O Cine-Teatro de Estarreja vestiu-se de gala para receber esse verdadeiro prodígio que é Yamandu Costa, considerado como “um dos maiores fenómenos da música brasileira de todos os tempos”. Revelando uma profunda intimidade com o violão, o artista correspondeu na íntegra às elevadas expectativas e, dando provas de um raro virtuosismo capaz de cativar até o melómano mais exigente, mostrou o quanto se transfigura à medida que vai vertendo magia de cada uma das sete cordas do seu instrumento. Mesclando o clássico e o moderno e abrindo a sua música em paisagens sonoras carregadas de sonho e emoção, Yamandu Costa teve em palco a companhia do bandoneon de Martín Sued – com quem gravou, no ano passado, o álbum “Visita Boa” - e da guitarra portuguesa de José Manuel Neto. Com tanto de improvável como de fascinante, este “Encontro Ibero-Americano” conjugou na perfeição o fado com o choro e o tango, mostrando que muito mais é o que nos une, que aquilo que nos separa”.

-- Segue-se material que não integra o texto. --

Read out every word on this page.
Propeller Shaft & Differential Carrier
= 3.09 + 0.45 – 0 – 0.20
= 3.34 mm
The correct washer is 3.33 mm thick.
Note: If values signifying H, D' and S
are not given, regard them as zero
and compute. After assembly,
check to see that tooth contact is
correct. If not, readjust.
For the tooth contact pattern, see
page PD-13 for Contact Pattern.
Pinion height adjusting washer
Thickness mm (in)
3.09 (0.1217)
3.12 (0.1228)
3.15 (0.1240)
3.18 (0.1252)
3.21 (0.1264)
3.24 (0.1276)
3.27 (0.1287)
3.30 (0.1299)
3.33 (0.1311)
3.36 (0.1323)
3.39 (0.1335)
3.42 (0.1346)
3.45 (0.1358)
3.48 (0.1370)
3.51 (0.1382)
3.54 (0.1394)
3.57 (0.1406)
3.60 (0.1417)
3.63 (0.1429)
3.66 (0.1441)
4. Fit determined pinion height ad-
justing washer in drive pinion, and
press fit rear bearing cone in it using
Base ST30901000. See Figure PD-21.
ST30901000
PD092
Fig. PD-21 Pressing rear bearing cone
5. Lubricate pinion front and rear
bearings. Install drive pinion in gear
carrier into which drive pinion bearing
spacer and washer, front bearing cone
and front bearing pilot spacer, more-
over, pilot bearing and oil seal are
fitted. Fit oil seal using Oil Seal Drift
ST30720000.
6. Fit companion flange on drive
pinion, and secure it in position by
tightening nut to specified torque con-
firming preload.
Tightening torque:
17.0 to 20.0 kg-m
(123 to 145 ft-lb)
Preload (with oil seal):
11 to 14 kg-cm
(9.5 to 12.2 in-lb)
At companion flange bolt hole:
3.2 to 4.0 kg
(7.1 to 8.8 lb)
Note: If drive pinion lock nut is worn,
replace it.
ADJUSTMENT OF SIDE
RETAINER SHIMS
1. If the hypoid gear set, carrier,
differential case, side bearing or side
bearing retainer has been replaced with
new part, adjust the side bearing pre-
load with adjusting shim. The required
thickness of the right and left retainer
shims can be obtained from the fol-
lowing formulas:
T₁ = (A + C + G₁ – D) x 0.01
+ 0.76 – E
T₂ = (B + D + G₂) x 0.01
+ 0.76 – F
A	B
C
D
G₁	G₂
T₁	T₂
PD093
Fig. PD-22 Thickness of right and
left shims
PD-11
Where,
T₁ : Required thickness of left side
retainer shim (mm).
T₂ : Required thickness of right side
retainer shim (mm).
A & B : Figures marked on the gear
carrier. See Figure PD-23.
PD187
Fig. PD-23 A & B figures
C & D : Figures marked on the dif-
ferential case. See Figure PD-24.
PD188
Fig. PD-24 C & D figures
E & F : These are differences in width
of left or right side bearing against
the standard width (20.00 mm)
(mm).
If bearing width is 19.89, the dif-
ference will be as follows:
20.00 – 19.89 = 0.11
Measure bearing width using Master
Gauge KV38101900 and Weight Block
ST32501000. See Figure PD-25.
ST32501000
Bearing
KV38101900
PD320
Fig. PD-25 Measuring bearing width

O concerto arrancou com Yamandu Costa, sozinho em palco, a homenagear dois dos seus compositores de referência: Lúcio Yanel e Raphael Rabello. No primeiro caso, com o tema “Luciana”, o violonista prestou tributo à sua maior influência, com quem conviveu de forma íntima e gravou o seu primeiro álbum, “Dois Tempos”, nos idos de 2000. Raphael Rabello surgirá um pouco mais tarde, numa altura em que Yamandu Costa buscava novos horizontes, que não apenas os da música folclórica do Sul do Brasil, Argentina e Uruguai. É daí que vem “Cimarron”, o génio de Costa unido ao de Rabello, “o violão em erupção”. “Milonga de Mis Amores” viu Costa e Sued em palco, a cumplicidade entre violão e bandoneon levada ao limite, um toque de erotismo no entrelaçar das notas de ambos os instrumentos. Será com o tema “Porto” que José Manuel Neto se juntará aos restantes artistas, como que fechando um círculo que une todos os povos de todos os portos deste grande lago Atlântico. Entretanto, Yamandu Costa vai dedilhando o violão nos intervalos, acabando a confessar que “passa uma metade da vida a afinar o violão e a outra metade a tocar desafinado”.

Com “Limeña”, o ar encheu-se de ritmos andinos, para logo assentarmos arraiais na Ibéria, improvável “jangada de pedra”, com uma inspiradíssima composição de Eduardo Souto intitulada “Despertar da Montanha”. Sob o signo da inspiração, os trinados da guitarra e os gemidos do bandoneon aconchegados pelo vasto manto do violão, o concerto prosseguiu com “Quando Meu Filho Nascer”, um tema do mais recente álbum de Yamandú Costa, “Caminantes”, de parceria com Sued e Luís Guerreiro. Este álbum viria a estar na base do alinhamento do concerto, revisitando o dolentíssimo tema “Peregrim e Beignet” e o mexido “Lapa Hora Zero”, depois de outras duas interpretações notáveis: “Danzarin” e “La Partida”. “Milonga - Choro”, também do álbum “Caminantes”, parece ser a síntese perfeita entre os três estilos musicais que se evidenciaram ao longo do concerto. O final, apoteótico, deu-se com “Vira de Frielas”, um tema desse guitarrista ímpar que foi José Nunes, fazendo levantar o público das cadeiras num longo e entusiástico aplauso. O remate perfeito numa noite inesquecível.